Figure 1. MRI (T2W, T1W, T1W post-contrast)
Figure 2. MRI (T2W, T1W, T1W post-contrast)
Figure 3. MRI (T2W, T1W, T1W post-contrast)
Imaging Findings:
A large T1 isointense T2 intermediate signal tumour is seen extending from left cerebellopontine cistern to left carotid space. There is marked expansion of both endocranial and exocranial left jugular foramen with involvement of left hypoglossal canal. Several high velocity flow voids are seen within the tumour. Uniform intense enhancement is seen after contrast. There is no dural tail.
Diagnosis:
Glomus jugulare paragangliom
Discussion:
Glomus jugulare paraganglioma are rare tumours, but it is the most common jugular fossa tumour. It is typically seen in adults, typically between 40 and 60 years of age, with a moderate female predilection.

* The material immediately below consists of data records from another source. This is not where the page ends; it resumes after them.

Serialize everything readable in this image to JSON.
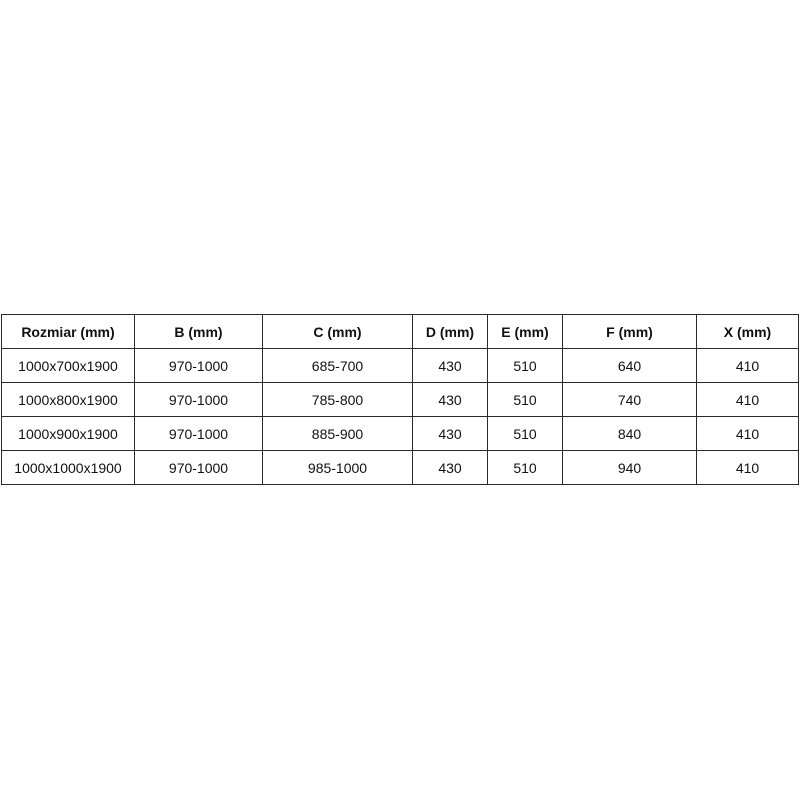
{
  "table": {
    "headers": [
      "Rozmiar (mm)",
      "B (mm)",
      "C (mm)",
      "D (mm)",
      "E (mm)",
      "F (mm)",
      "X (mm)"
    ],
    "rows": [
      [
        "1000x700x1900",
        "970-1000",
        "685-700",
        "430",
        "510",
        "640",
        "410"
      ],
      [
        "1000x800x1900",
        "970-1000",
        "785-800",
        "430",
        "510",
        "740",
        "410"
      ],
      [
        "1000x900x1900",
        "970-1000",
        "885-900",
        "430",
        "510",
        "840",
        "410"
      ],
      [
        "1000x1000x1900",
        "970-1000",
        "985-1000",
        "430",
        "510",
        "940",
        "410"
      ]
    ]
  }
}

Clinical presentation depends on degree of middle ear involvement. Common presentations include pulsatile tinnitus and hearing loss. Other presentations include lower cranial nerve palsies, more commonly facial nerve palsy.
A typical imaging description of this tumour is that it has a salt and pepper appearance on both T1 and T2 sequences ; the salt representing blood products from haemorrhages or slow flow and the pepper representing the flow voids due to high vascularity.
It is a slow growing tumour. Average time from onset of symptoms to treatment is 3 years. Skull base paragangliomas are radiosensitive when compared to their cervical counterparts such as carotid body tumours which are relatively radioresistant, thus large inoperable tumours or tumours in elderly and frail patients are often treated with radiotherapy if they are not fit for surgery.
Recurrence and local invasion is common, occuring in up to about half of the cases.